We say that the Court of Criminal Appeal is right. If you want to then look at more aspects of reliability, you can look to 135 and 137, accepting that Shamouil also plays a role there. We say that 65(2)(d)(ii) does not play the role and, indeed, in fairness, that is not really the way that
the appellant argued that matter before the Court of Criminal Appeal. They did focus more on establishing that it was not actually made in such circumstances. We say the 65 argument is completely separate to the first point.
In relation to the third point, I can only expand on my written submissions in this respect, your Honours. It was not just that the trial was being run on this concept of the contemplation of the possibility of wounding. Your Honours would be well aware that, of course, the main issue at the trial was whether he was involved in an armed robbery at all. He, of course, disputed that he was part of any joint criminal enterprise, so the major focus of the trial was proving that he was involved in a robbery and was aware of the knife. Obviously, we have accepted that the element is not there, and outside of refocusing that that was a major issue at the trial, I am not sure I can be of any greater assistance on that particular ground, your Honours.

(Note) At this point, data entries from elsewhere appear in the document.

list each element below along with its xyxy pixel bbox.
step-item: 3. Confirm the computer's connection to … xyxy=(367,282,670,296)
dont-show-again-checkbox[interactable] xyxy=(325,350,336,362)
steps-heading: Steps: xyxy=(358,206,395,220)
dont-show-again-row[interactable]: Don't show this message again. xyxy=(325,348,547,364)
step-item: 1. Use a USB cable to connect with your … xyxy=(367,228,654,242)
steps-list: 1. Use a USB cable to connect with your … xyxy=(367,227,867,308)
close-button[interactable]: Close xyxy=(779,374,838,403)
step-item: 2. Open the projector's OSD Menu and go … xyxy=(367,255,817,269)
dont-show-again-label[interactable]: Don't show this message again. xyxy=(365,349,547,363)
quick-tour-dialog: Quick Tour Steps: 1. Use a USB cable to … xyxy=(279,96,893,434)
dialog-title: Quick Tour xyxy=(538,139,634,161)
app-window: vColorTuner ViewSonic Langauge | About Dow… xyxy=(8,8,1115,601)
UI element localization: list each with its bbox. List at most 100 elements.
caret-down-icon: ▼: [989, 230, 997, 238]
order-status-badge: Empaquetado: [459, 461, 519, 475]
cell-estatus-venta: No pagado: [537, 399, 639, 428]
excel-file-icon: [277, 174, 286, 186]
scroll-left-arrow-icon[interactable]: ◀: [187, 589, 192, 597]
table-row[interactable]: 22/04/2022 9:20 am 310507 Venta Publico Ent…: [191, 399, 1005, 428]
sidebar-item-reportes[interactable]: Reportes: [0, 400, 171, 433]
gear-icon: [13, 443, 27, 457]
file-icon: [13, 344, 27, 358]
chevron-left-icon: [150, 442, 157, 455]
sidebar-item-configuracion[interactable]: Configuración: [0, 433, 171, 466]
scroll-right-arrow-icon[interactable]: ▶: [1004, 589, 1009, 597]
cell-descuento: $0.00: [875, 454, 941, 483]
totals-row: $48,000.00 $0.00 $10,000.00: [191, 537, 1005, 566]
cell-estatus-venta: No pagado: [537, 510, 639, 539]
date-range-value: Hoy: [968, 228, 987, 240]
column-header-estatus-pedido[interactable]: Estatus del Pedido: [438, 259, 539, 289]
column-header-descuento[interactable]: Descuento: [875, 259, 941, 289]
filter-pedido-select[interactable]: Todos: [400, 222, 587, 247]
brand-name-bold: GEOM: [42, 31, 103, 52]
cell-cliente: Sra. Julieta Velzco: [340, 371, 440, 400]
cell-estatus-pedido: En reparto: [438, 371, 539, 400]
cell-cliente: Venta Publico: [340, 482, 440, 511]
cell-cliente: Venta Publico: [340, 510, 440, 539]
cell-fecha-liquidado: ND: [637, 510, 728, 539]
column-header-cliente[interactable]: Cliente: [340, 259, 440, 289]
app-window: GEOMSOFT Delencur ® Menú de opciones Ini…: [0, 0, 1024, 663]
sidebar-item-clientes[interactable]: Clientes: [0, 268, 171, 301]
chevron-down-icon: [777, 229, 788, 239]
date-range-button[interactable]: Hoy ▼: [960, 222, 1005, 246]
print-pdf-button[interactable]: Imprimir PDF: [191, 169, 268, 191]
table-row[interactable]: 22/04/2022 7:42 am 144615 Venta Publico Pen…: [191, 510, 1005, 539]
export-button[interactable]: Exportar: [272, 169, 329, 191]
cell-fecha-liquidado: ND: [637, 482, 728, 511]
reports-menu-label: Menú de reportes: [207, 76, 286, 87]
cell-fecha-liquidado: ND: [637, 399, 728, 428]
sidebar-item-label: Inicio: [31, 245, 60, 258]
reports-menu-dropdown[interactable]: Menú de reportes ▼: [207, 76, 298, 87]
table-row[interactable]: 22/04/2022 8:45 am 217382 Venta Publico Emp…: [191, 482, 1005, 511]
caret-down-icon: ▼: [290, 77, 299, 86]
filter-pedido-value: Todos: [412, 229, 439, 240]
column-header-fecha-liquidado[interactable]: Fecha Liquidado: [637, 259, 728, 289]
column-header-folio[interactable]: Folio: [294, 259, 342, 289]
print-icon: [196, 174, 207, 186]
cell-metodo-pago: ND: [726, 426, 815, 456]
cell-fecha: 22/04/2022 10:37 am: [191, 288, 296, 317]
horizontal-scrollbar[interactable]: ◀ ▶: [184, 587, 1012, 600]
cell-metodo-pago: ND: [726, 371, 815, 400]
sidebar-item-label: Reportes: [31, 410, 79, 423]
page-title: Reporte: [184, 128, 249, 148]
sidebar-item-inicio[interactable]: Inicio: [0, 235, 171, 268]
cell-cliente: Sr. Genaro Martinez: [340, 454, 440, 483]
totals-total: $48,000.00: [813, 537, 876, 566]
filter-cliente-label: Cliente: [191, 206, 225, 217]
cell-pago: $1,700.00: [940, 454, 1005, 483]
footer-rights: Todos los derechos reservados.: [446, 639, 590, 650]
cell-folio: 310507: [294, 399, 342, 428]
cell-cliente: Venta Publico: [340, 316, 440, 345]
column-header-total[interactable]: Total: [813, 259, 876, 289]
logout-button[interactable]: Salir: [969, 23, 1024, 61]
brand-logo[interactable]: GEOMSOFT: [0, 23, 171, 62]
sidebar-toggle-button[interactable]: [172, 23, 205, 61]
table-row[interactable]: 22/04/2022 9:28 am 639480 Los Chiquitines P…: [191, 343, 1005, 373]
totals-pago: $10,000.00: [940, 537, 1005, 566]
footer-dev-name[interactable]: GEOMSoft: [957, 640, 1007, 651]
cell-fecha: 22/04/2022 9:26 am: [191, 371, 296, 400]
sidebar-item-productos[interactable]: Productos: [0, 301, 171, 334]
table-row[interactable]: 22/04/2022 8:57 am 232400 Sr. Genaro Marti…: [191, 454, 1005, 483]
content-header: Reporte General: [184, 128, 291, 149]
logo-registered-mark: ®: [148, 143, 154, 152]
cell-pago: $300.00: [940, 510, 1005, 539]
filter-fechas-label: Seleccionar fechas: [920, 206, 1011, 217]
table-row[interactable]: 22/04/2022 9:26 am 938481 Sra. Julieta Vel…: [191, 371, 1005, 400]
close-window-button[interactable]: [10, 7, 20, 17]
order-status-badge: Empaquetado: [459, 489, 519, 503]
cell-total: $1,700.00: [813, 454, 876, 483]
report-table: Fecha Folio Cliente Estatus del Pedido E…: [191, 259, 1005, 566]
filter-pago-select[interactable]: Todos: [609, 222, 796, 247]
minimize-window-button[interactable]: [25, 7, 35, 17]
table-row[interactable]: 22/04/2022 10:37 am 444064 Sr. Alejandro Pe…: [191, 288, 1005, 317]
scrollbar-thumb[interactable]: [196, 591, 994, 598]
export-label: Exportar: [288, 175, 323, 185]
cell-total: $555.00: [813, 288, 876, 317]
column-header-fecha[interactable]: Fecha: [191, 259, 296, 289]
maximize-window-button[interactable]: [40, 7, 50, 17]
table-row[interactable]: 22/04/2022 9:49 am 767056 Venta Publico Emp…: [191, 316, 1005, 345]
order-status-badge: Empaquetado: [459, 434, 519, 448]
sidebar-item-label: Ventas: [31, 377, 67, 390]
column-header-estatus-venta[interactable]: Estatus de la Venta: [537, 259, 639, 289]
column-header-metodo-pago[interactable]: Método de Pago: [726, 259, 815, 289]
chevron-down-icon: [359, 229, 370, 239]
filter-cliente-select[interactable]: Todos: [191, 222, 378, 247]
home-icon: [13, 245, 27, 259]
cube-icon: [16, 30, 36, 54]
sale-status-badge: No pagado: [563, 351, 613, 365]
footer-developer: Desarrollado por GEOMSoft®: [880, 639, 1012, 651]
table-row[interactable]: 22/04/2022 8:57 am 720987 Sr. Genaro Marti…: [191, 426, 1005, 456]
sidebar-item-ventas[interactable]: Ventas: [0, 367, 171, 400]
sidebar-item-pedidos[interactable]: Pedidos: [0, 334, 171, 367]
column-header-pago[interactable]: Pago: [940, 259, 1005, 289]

BELL J: Thank you, Mr Pickering.
MR GAME: The contemplation of wounding is the thing that fixes liability, so one just cannot get away from it. The other thing I wanted to say is the ALRC – report 102 explicitly rejected that section 317 was the answer to this. What I wanted to say about Ambrosoli - - -
BELL J: Is that a reference to section 137?
MR GAME: Yes, your Honour, section 137, sorry. I am suffering from excessive gabbling, I think. Paragraph 30 in our submissions at 182 is what we want to say about Ambrosoli, and paragraph 31 is what we want to say about Suteski. I could have put that better, in my submission.
BELL J: Thank you. In this matter, there will be a grant of special leave to appeal in relation to – this is at application book 168 – ground 2.1, effectively the first ground. In relation to ground 2.2, concerning the construction of section 65(2) of the Evidence Act, that ground will be referred in for consideration of whether a grant should be made by the Full Court. What is the estimate?
MR GAME: It is probably - - -
BELL J: It makes it difficult, I suppose.
MR GAME: Yes, it does make it difficult. There is a lurking other issue that I have not raised, which is that in another case, we are going to be asking the Court to reconsider McAuliffe because of the House of Lords decision – it does not directly arise in this case, but it kind of just sits there because of the way in which liability – it does not matter - - -
BELL J: It will not arise in this, will it?
MR GAME: No, it does not seem to. This case will be heard after that case, I assume. I think a day, maybe – the 65(2) thing is not really straightforward, and the orders made in respect of the first issue may not be totally straightforward either, so half a day to two-thirds.
BELL J: Do you agree with that, Mr Pickering.
MR PICKERING: I agree, your Honours.
BELL J: Yes. If your instructing solicitors would get the standard directions from the Registrar before leaving, and hopefully comply with them. Yes, very well. Would you adjourn the Court to 10.15 am on Tuesday, 5 April in Canberra.